Il détale comme un lapin

 

La dernière plaidoirie a été prononcée aux environs de midi hier, et le président venait de lever l’audience jusqu’au verdict du lendemain. Alors que les trois inculpés s’avançaient vers la sortie, chacun accompagné par un agent, le prévenu non menotté a jeté ses béquilles sur le sol. Il a repoussé la policière qui le maintenait avant de s’enfuir en courant de la salle d’audience. Lui qui semblait, en arrivant au tribunal, être blessé à la jambe a finalement détalé comme un lapin. Il a même sauté par-dessus un obstacle à la hauteur de ses hanches.

 

«Il s’agit de trois individus dont le mode de vie est ancré dans la délinquance, a expliqué le procureur Denis Mathey durant le réquisitoire. A Marseille, ils décidaient le soir même de partir en Suisse pour du shopping délictueux. Eux-mêmes ont déclaré taper une destination sur leur GPS dans l’arc lémanique et venir cambrioler le premier village venu.»

 

Agés de 25 à 27 ans, ces trois Français ont commis sept cambriolages, deux tentatives de vol et un vol d’arme à feu entre février 2009 et août 2010. Tous sur sol vaudois, à l’exception d’un pillage au Manor de Bulle. Ces Marseillais étaient accompagnés d’un quatrième larron. Ils agissaient par groupes de deux, de trois ou de quatre. Leur butin s’élève à 100 000 fr. Bien connus des tribunaux français, ils cumulent 36 condamnations, dont 24 contre le patrimoine.

 

Tentative de suicide

 

Une heure avant de prendre la poudre d’escampette, le fuyard déclarait avoir tenté de se suicider en prison: «C’est parce que je réfléchissais au mal que j’avais fait à ma famille. Maintenant je veux me marier et trouver un métier.» Il est difficile de savoir si son évasion était préméditée. Selon le porte-parole de la police cantonale, Philippe Jaton, une blessure à la cheville avait été constatée par le Service de médecine pénitentiaire. Peut-être a-t-il été effrayé par la peine requise par le procureur, soit quatre ans ferme?

 

Durant les recherches organisées après l’incident, un chien a suivi une piste sérieuse qui s’est arrêtée sur un parking au nord-ouest de Nyon.
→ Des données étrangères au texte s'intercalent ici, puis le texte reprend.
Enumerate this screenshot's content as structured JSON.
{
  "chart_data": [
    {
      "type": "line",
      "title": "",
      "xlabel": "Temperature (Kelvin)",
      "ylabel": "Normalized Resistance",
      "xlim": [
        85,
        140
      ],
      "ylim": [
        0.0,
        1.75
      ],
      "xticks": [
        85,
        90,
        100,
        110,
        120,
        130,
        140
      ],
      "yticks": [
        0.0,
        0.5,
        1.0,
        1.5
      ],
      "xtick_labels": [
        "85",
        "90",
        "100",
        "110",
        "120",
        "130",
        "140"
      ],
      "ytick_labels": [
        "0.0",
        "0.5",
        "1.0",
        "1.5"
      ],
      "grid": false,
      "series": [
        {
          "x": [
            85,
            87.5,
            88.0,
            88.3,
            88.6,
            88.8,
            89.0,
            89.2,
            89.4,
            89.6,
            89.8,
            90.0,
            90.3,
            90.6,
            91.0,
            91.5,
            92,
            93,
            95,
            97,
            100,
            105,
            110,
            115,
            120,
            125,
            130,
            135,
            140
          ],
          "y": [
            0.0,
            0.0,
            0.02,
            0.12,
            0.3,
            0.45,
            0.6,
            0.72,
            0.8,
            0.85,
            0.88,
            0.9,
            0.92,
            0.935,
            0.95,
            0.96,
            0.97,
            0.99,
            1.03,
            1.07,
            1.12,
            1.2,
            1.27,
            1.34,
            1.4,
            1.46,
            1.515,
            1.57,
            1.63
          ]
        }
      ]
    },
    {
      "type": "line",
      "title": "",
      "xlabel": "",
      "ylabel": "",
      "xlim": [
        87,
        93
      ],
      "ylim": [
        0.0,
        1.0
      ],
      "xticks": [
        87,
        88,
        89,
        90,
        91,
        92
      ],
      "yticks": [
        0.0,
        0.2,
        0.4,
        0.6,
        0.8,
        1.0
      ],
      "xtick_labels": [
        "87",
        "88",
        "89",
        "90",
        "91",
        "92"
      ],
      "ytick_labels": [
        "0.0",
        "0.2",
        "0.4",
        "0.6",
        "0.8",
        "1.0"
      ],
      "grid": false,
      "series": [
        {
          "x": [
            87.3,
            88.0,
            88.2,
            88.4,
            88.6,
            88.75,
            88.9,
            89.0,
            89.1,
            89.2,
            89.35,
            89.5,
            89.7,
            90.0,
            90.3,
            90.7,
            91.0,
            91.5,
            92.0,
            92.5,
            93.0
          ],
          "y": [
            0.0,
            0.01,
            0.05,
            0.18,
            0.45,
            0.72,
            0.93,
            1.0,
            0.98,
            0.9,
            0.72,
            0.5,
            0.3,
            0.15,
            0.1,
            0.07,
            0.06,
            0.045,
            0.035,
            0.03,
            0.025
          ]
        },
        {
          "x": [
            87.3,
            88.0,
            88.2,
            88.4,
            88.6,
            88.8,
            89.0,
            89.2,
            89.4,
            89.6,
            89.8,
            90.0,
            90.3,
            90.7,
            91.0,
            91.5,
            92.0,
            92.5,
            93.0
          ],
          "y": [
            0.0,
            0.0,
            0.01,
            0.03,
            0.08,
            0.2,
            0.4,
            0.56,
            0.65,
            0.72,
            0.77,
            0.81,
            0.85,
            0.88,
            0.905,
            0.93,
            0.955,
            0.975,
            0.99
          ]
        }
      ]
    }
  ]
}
La police compte désormais sur l’appel à témoins: l’homme, de type maghrébin, mesure 1,80 m. Il est mince, avec des cheveux bruns et portait un polo bleu marine avec une ligne bleu, blanc, rouge sur les manches, un jean et des baskets blanches. Il a un tatouage à l’épaule droite et au poignet gauche. Le jugement est pour l’instant maintenu à 16 h aujourd’hui.

 

Tribune de Geneve...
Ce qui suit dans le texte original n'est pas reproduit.